According to Graphika's analysis, most of the group's content has followed nine primary themes:

  • Ukraine as a failed state or unreliable partner
  • The United States and NATO as aggressive and interfering in other countries
  • Europe as weak and divided
  • Critics of the Russian government as morally corrupt, alcoholic, or otherwise mentally unstable
  • Muslims as aggressive invaders
  • The Russian government as the victim of Western hypocrisy or plots
  • Western elections as rigged and candidates who criticized the Kremlin as unelectable
  • Turkey as an aggressive and destabilizing state
  • World sporting bodies and competitions as unfair, unprofessional, and Russophobic

Graphika says that most of this content has been aimed at attacking classic Russian political rivals like Ukraine, the US, Poland, and Germany, but also other countries where Russian influence came under attack, at one point or another.

Graphika said the group didn't publish only in English, but also adapted to each target and published content in its local language. In total, researchers found content posted in seven languages.

graphika-articles-per-country.jpg

Image: Graphika

Unlike the IRA, which was primarily focused on creating division at the level of regular citizens, Secondary Infektion's primary role appears to been to influence decisions at the highest level of foreign governments.

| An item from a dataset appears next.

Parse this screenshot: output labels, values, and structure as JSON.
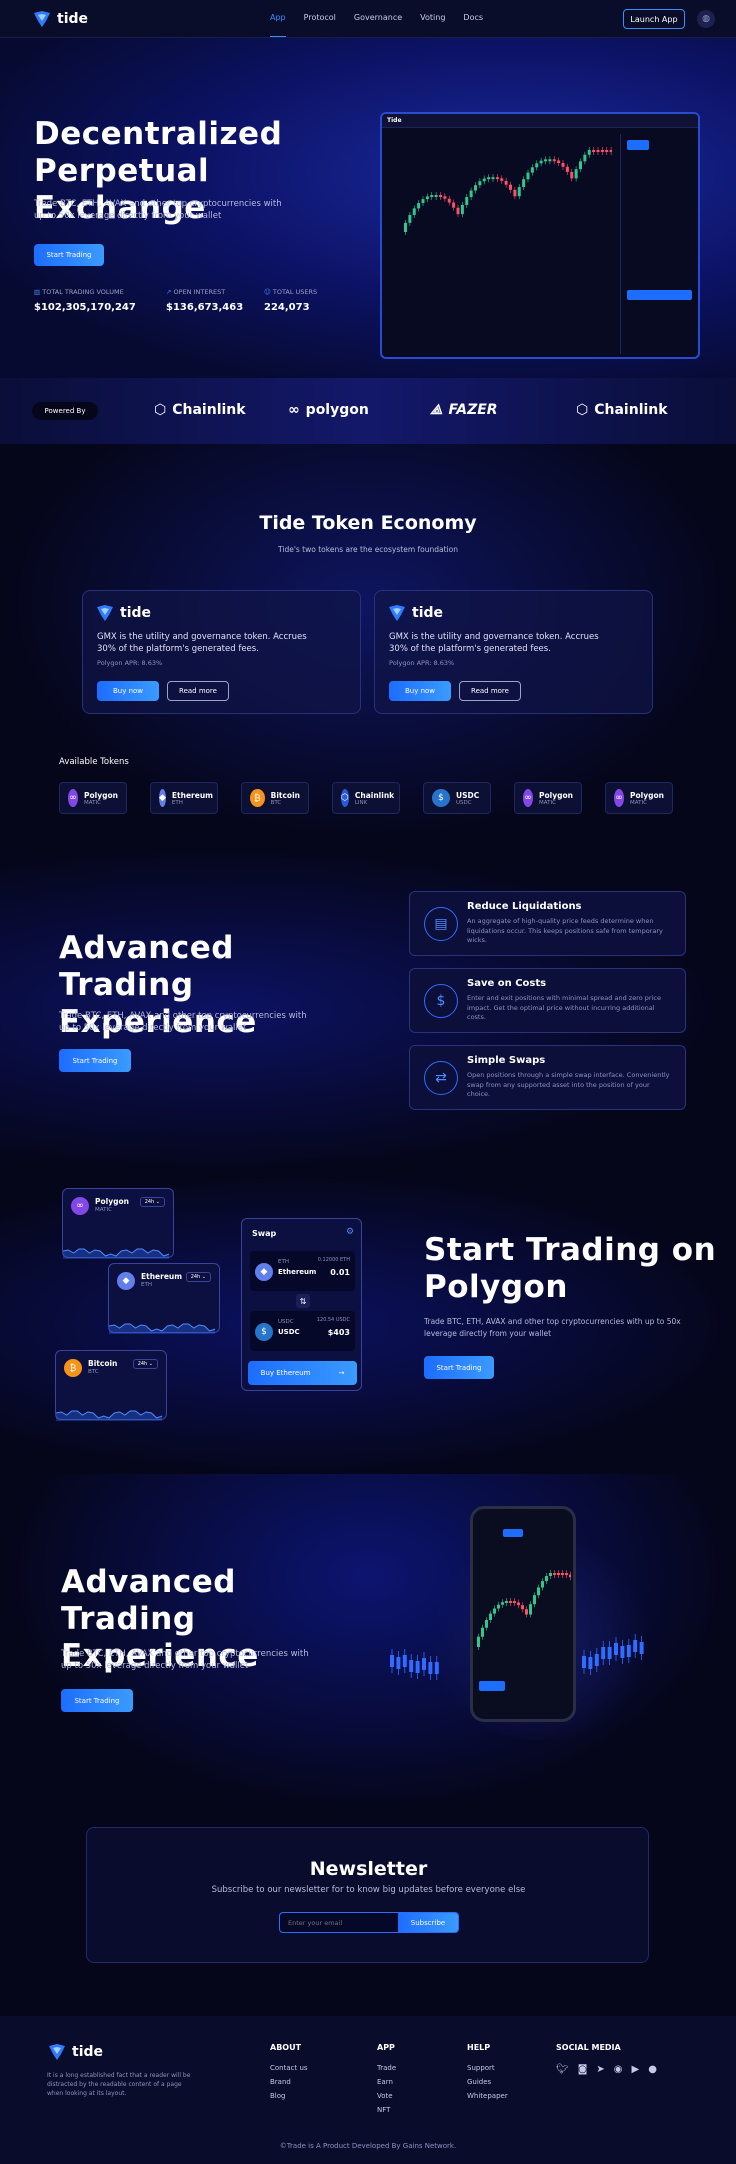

This was done by attempting to influence political decisions by creating fake narratives, pitting Western countries against each other, and by embarrassing anti-Russian politicians using fake articles and forged documents.

"The 'leaks' typically exposed some dramatic geopolitical scandal, such as a prominent Kremlin critic's corrupt dealings or secret American plans to overthrow pro-Kremlin governments around the world," the Graphika team said today.

The group had operations going during the US presidential elections in 2016, the French elections in 2017, and in Sweden in 2018, but election interferene was never the group's primary target.

Graphika said the group "aimed to exacerbate divisions between countries, trying to set Poles against Germans, Germans against Americans, Americans against Britons, and absolutely everyone against Ukrainians."

Secondary Infektion liked blogs more than social media

Furthermore, another way in which Secondary Infektion differed from the more well-known IRA was that while the IRA was mostly active on social media networks, the Secodanry Infektion gang had a broader reach, with a lot of its content being published on blogs and news  sites.

Graphika said it found content published on more than 300 platforms, from social media giants such as Facebook, Twitter, YouTube, and Reddit to blogging platforms like WordPress and Medium, but also niche discussion forums in Pakistan and Australia.

graphika-platforms.png

Image: Graphika

Graphika researchers also said Secondary Infektion was more advanced than the IRA. Unlike the sloppy IRA operators who were easily traced back to an exact building in Sankt Petersburg, Russia, the mystery about Secondary Infektion's real identity remains unsolved.

"[Secondary Infektion's] identity is the single most pressing question to emerge from this study," the Graphika team wrote in its report today.

Researchers said the group managed to keep its identity secret because they paid very close attention to operational security (OpSec). Graphika says Secondary Infektion agents employed single-use burner accounts for almost everything they posted online, abandoning each account in less than an hour after promoting their content.

This approach has made it more difficult for the group to build a dedicated audience but has allowed it to orchestrate high-impact operations for years, without giving away their infrastructure, modus operandi, and goals.

With its identity still a secret, the group is expected to continue operating and sowing conflict between Russia's rivals.